| 29 March 2017
After a career spanning 61 years, retiring principal of Castletown Primary School in Esperance, Pauline Grewar, reflects fondly on her career in education.
“I’ve seen huge changes in both the school curriculum and the community. When I first started, there were only 1000 people living in Esperance. Every morning we’d have the farmers’ cows walk down the street and every night they’d walk themselves back home — that would never occur now!” laughs Mrs Grewar.
“The resources available to us back then were limited. We didn’t even have books for some of the topics we were teaching. With the help of my colleague Dr Douglas Jecks we decided to write our own.

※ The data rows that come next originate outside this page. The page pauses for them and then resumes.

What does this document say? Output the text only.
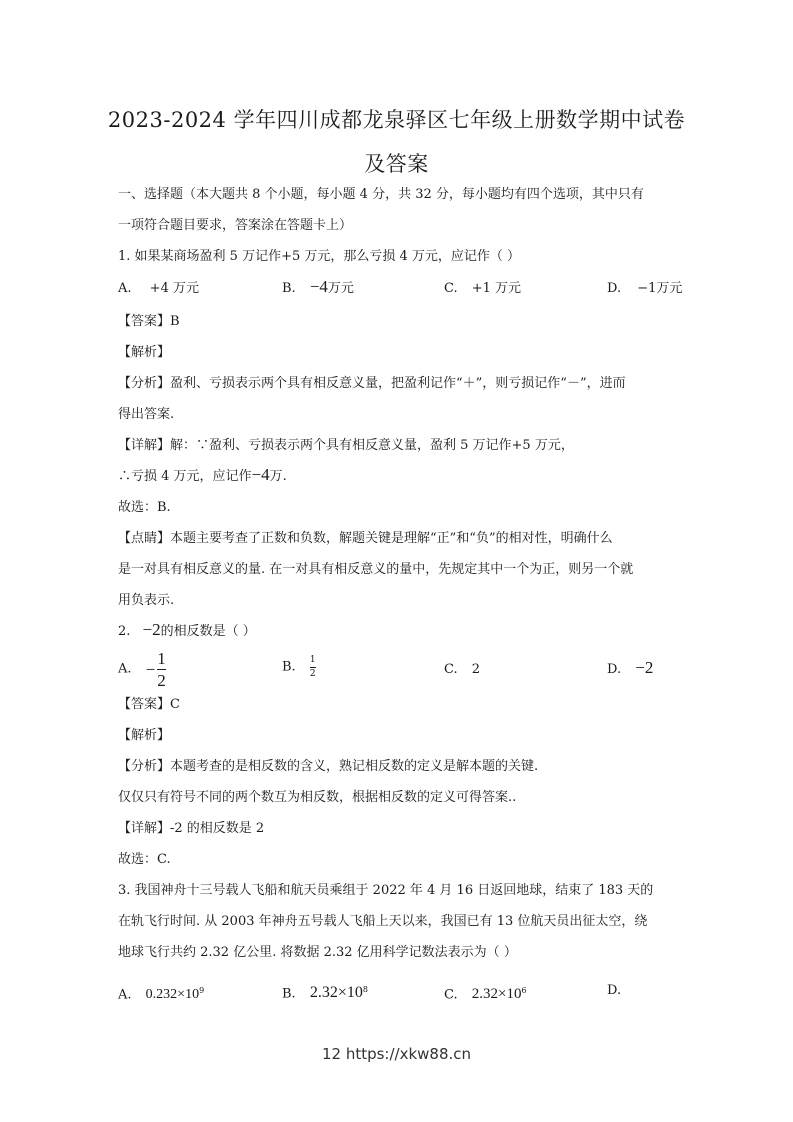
2023-2024 学年四川成都龙泉驿区七年级上册数学期中试卷
及答案
一、选择题（本大题共 8 个小题，每小题 4 分，共 32 分，每小题均有四个选项，其中只有
一项符合题目要求，答案涂在答题卡上）
1. 如果某商场盈利 5 万记作+5 万元，那么亏损 4 万元，应记作（ ）
A. +4 万元	B. −4万元	C. +1 万元	D. −1万元
【答案】B
【解析】
【分析】盈利、亏损表示两个具有相反意义量，把盈利记作“＋”，则亏损记作“－”，进而
得出答案.
【详解】解：∵盈利、亏损表示两个具有相反意义量，盈利 5 万记作+5 万元，
∴亏损 4 万元，应记作−4万.
故选：B.
【点睛】本题主要考查了正数和负数，解题关键是理解“正”和“负”的相对性，明确什么
是一对具有相反意义的量. 在一对具有相反意义的量中，先规定其中一个为正，则另一个就
用负表示.
2. −2的相反数是（ ）
A. − $\frac{1}{2}$	B. $\frac{1}{2}$	C. 2	D. −2
【答案】C
【解析】
【分析】本题考查的是相反数的含义，熟记相反数的定义是解本题的关键.
仅仅只有符号不同的两个数互为相反数，根据相反数的定义可得答案..
【详解】-2 的相反数是 2
故选：C.
3. 我国神舟十三号载人飞船和航天员乘组于 2022 年 4 月 16 日返回地球，结束了 183 天的
在轨飞行时间. 从 2003 年神舟五号载人飞船上天以来，我国已有 13 位航天员出征太空，绕
地球飞行共约 2.32 亿公里. 将数据 2.32 亿用科学记数法表示为（ ）
A. $0.232\times 10^9$	B. $2.32\times 10^8$	C. $2.32\times 10^6$	D.
12 https://xkw88.cn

“Doug and I wrote books on phonics and spelling. For almost 20 years copies of the books were used in schools across Australia and a few even made their way into New Zealand classrooms.”
Mrs Grewar was the youngest graduate of her training institute at only 18 years old. Her career began with a teaching role at Boulder Infants School in 1956, before going to Esperance Primary School in 1967 where she taught for three years.
“The train trip from Kalgoorlie to Esperance took almost 12 hours,” Mrs Grewar recalls. “At every stop we would all get out and boil the billy before setting off again.”
Appointed to Castletown Primary School as a deputy principal in 1970, she remained for the rest of her career at the school, eventually becoming the principal – a job she has enjoyed for 31 years.
“I’ve been very privileged to be part of such a fantastic community and I’ve seen a wonderful bevy of teachers come through to the school,” Mrs Grewar says.
“I’ve always loved children. I find those early stages of development are so important and exciting, it’s so vital to nurture children at that age and help them however you can.
“I’ve met the children and even the grandchildren of some of my former students, I say to them what lovely students their parents were.”
When asked how she plans to spend her retirement, Mrs Grewar admits she hasn’t really planned anything.
“I’m going to spend some time with my husband but otherwise I’ll find a little niche for myself I’m sure,” she says.
“I believe it is the “hidden curriculum” that makes Castletown Primary School so special — the knowledge that we acquire from the conversations we have, from our values, behaviours and feelings.
“All these things contribute to the environment we create. Those are the lasting impressions that we leave behind.”